Vogliamo essere ancora più chiari. I profeti di sventura prendano atto che sono al minimo di credibilità e tacciano almeno per un po’ visto che invece di arrossire, li vediamo già all’opera per esaltare i dati congiunturali nettamente migliori della Spagna e impercettibilmente superiori della Francia senza avere mai l’onestà di ricordare a tutti che la Spagna recupera ora a fatica ciò che con largo anticipo l’Italia ha già recuperato nel biennio draghiano e nel primo anno di governo Meloni rimanendo la nostra economia nettamente la migliore rispetto ai livelli pre Covid. Ovviamente senza nulla aggiungere, poi, sul tunnel recessivo davvero nero in cui è piombata la Germania che continua a esibire dati trimestrali negativi e che, certo, non aiuta la manifattura italiana.

L’interesse del Paese dovrebbe spingere tutti invece a capitalizzare l’evidente resilienza della nostra economia, ancora locomotiva europea, per dare forza politica alla ridiscussione di un inapplicabile nuovo patto dell’Europa frutto proprio delle miopie contabili e degli interessi elettorali di una coalizione di governo tedesca che vede franare il terreno sotto i piedi. Attenzione, però, per chi ci governa in Italia a non prendere subito coscienza che l’eredità di Draghi è finita per davvero e lasciarsi invece andare a facili entusiasmi. Sarebbero fuori luogo e controproducenti. Perché è vero che il rischio Italia oggi è pari a zero, la Borsa vola e i nostri titoli sono appetibili sui mercati, ma ricordiamoci almeno che continuiamo a pagare più interessi perfino dei greci per non parlare di Portogallo, Spagna e così via. Sono giudizi di mercato frutto di un racconto italiano sbagliato che esalta il debito pubblico e dimentica il surplus commerciale con l’estero che Spagna e Portogallo vedono solo con il binocolo, ma sostenere il nostro Pil e fare crescita vera anche in un contesto difficile è per l’Italia imperativo categorico visto l’alto debito pubblico.

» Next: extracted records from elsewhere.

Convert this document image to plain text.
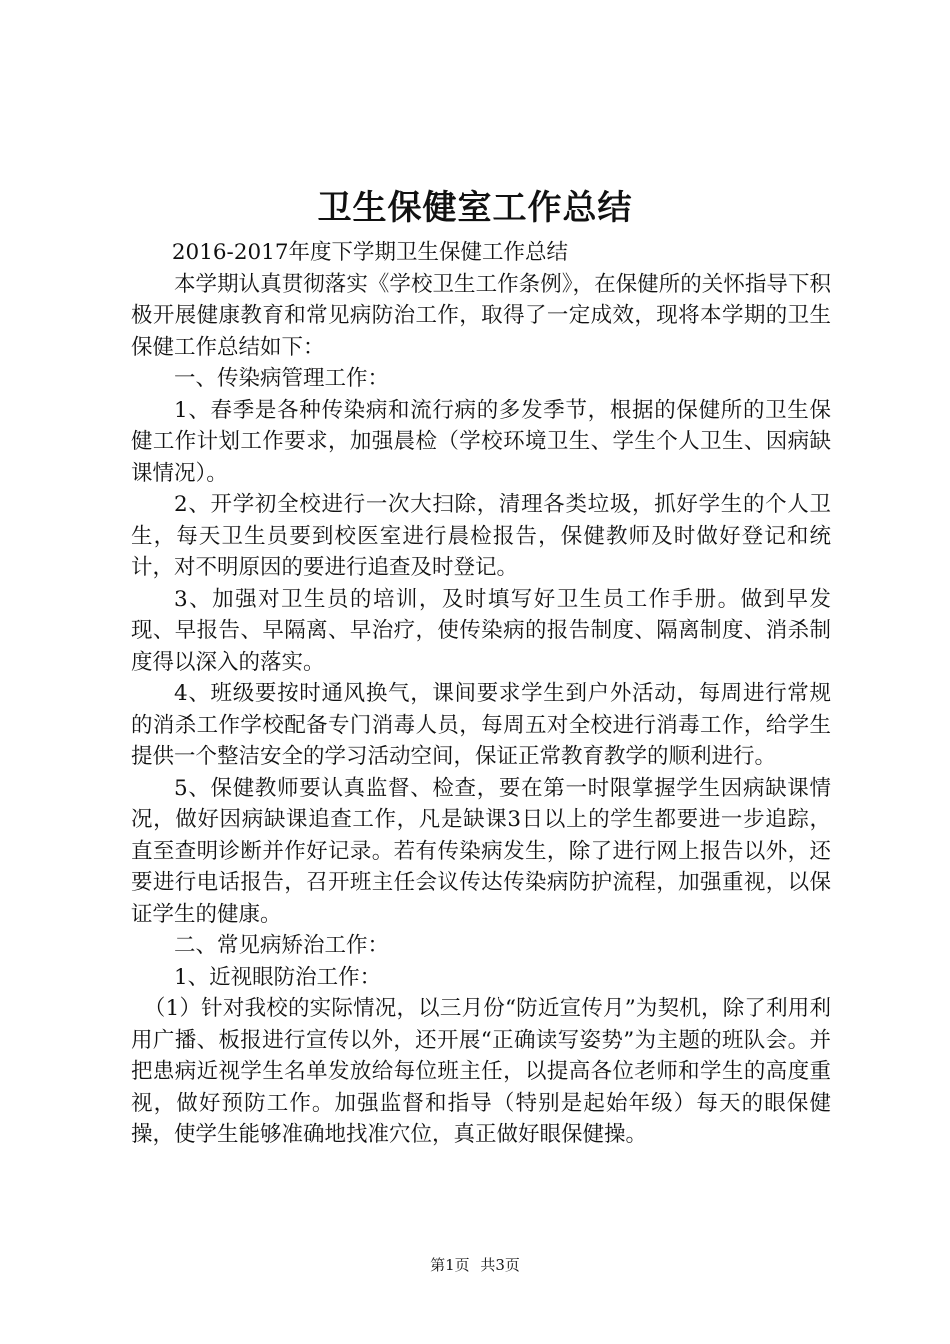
卫生保健室工作总结

2016-2017年度下学期卫生保健工作总结

本学期认真贯彻落实《学校卫生工作条例》，在保健所的关怀指导下积极开展健康教育和常见病防治工作，取得了一定成效，现将本学期的卫生保健工作总结如下：

一、传染病管理工作：

1、春季是各种传染病和流行病的多发季节，根据的保健所的卫生保健工作计划工作要求，加强晨检（学校环境卫生、学生个人卫生、因病缺课情况）。

2、开学初全校进行一次大扫除，清理各类垃圾，抓好学生的个人卫生，每天卫生员要到校医室进行晨检报告，保健教师及时做好登记和统计，对不明原因的要进行追查及时登记。

3、加强对卫生员的培训，及时填写好卫生员工作手册。做到早发现、早报告、早隔离、早治疗，使传染病的报告制度、隔离制度、消杀制度得以深入的落实。

4、班级要按时通风换气，课间要求学生到户外活动，每周进行常规的消杀工作学校配备专门消毒人员，每周五对全校进行消毒工作，给学生提供一个整洁安全的学习活动空间，保证正常教育教学的顺利进行。

5、保健教师要认真监督、检查，要在第一时限掌握学生因病缺课情况，做好因病缺课追查工作，凡是缺课3日以上的学生都要进一步追踪，直至查明诊断并作好记录。若有传染病发生，除了进行网上报告以外，还要进行电话报告，召开班主任会议传达传染病防护流程，加强重视，以保证学生的健康。

二、常见病矫治工作：

1、近视眼防治工作：

（1）针对我校的实际情况，以三月份“防近宣传月”为契机，除了利用利用广播、板报进行宣传以外，还开展“正确读写姿势”为主题的班队会。并把患病近视学生名单发放给每位班主任，以提高各位老师和学生的高度重视，做好预防工作。加强监督和指导（特别是起始年级）每天的眼保健操，使学生能够准确地找准穴位，真正做好眼保健操。

第1页 共3页
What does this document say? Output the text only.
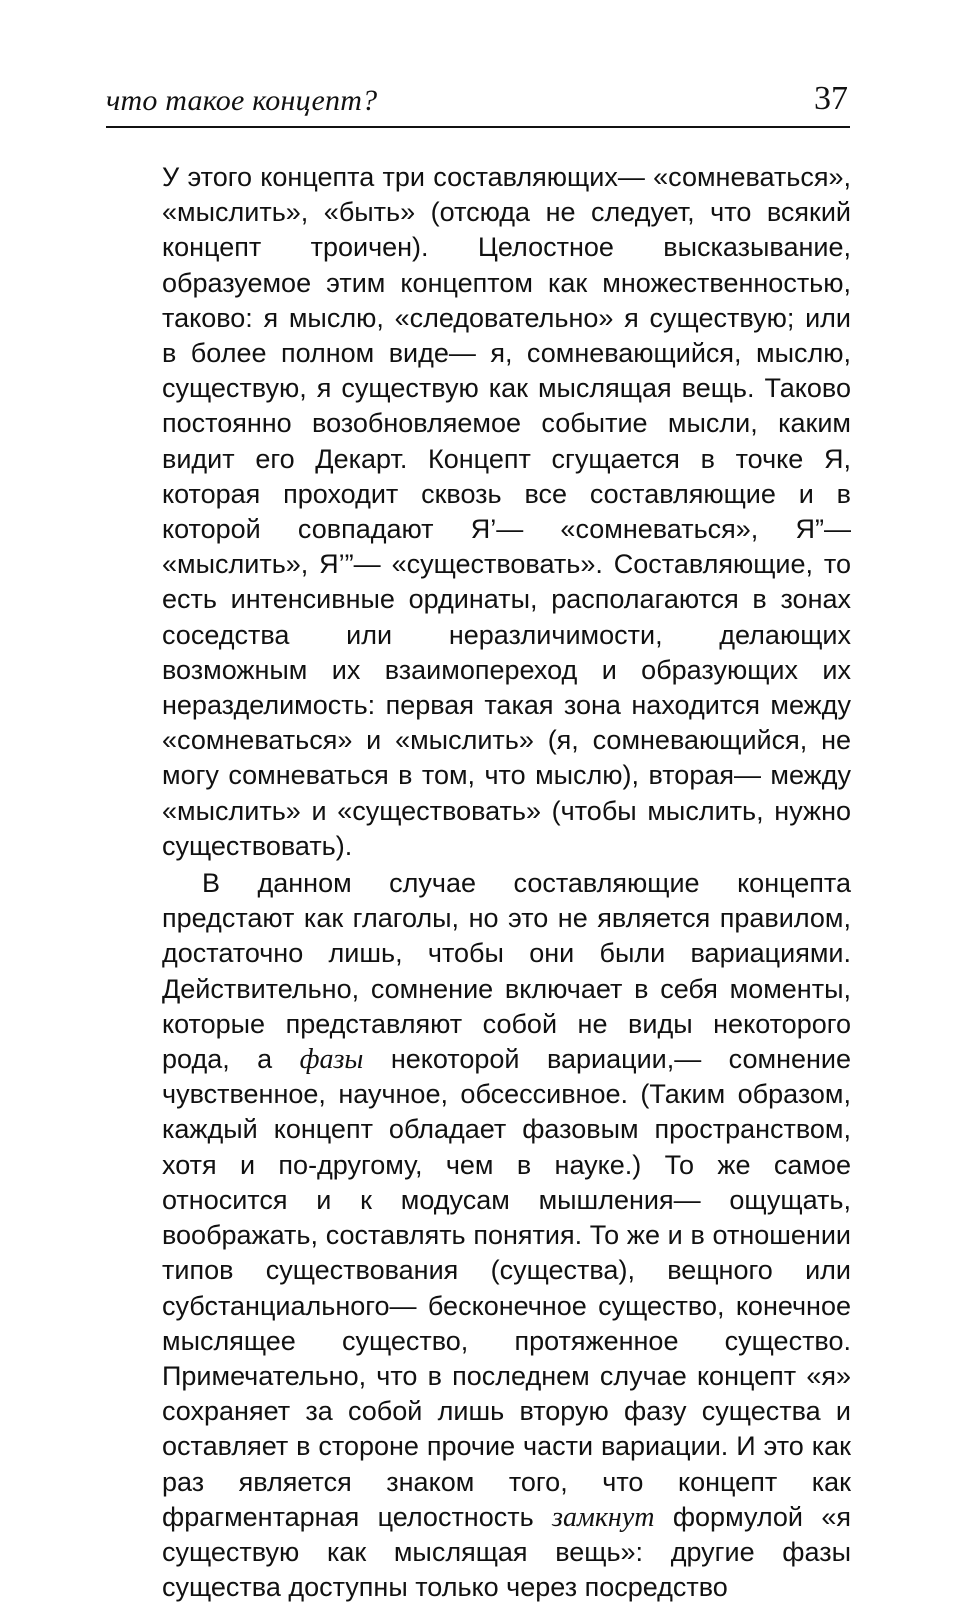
что такое концепт?	37

У этого концепта три составляющих— «сомневаться», «мыслить», «быть» (отсюда не следует, что всякий концепт троичен). Целостное высказывание, образуемое этим концептом как множественностью, таково: я мыслю, «следовательно» я существую; или в более полном виде— я, сомневающийся, мыслю, существую, я существую как мыслящая вещь. Таково постоянно возобновляемое событие мысли, каким видит его Декарт. Концепт сгущается в точке Я, которая проходит сквозь все составляющие и в которой совпадают Я’— «сомневаться», Я”— «мыслить», Я’”— «существовать». Составляющие, то есть интенсивные ординаты, располагаются в зонах соседства или неразличимости, делающих возможным их взаимопереход и образующих их неразделимость: первая такая зона находится между «сомневаться» и «мыслить» (я, сомневающийся, не могу сомневаться в том, что мыслю), вторая— между «мыслить» и «существовать» (чтобы мыслить, нужно существовать).

В данном случае составляющие концепта предстают как глаголы, но это не является правилом, достаточно лишь, чтобы они были вариациями. Действительно, сомнение включает в себя моменты, которые представляют собой не виды некоторого рода, а фазы некоторой вариации,— сомнение чувственное, научное, обсессивное. (Таким образом, каждый концепт обладает фазовым пространством, хотя и по-другому, чем в науке.) То же самое относится и к модусам мышления— ощущать, воображать, составлять понятия. То же и в отношении типов существования (существа), вещного или субстанциального— бесконечное существо, конечное мыслящее существо, протяженное существо. Примечательно, что в последнем случае концепт «я» сохраняет за собой лишь вторую фазу существа и оставляет в стороне прочие части вариации. И это как раз является знаком того, что концепт как фрагментарная целостность замкнут формулой «я существую как мыслящая вещь»: другие фазы существа доступны только через посредство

Con questi numeri, in linea sostanzialmente con le previsioni della Nadef e migliori di quelle dei profeti di sventura, il governo italiano ora sa che non ha crescita acquisita su cui fare conto e che il futuro è tutto nelle sue mani dentro un mondo turbolento denso di incognite. Oggi siamo ancora i primi per crescita tra i cinque grandi Paesi d’Europa rispetto al quarto trimestre del 2019, ma per preservare il podio anche nel 2024/25 e consolidare nel mondo un percepito reale della nostra economia che è l’inverso di una storia ventennale da fanalino di coda bisogna lavorare sodo. Bisogna farlo per ricreare un clima di fiducia e fare tornare le imprese a investire nella manifattura. Anche nelle costruzioni togliamo la droga del Superbonus, certo, ma non togliamo gli incentivi sani, quelli sostenibili che danno un ritorno fiscale in termini di gettito. Non basterà, insomma, cosa di per sé non facile, neppure fare bene con il Pnrr se non torna la fiducia delle imprese che ora hanno bloccato gli investimenti e se non cresce quella delle famiglie che serve per tenere su i consumi. Bisogna che il Paese torni a credere in se stesso.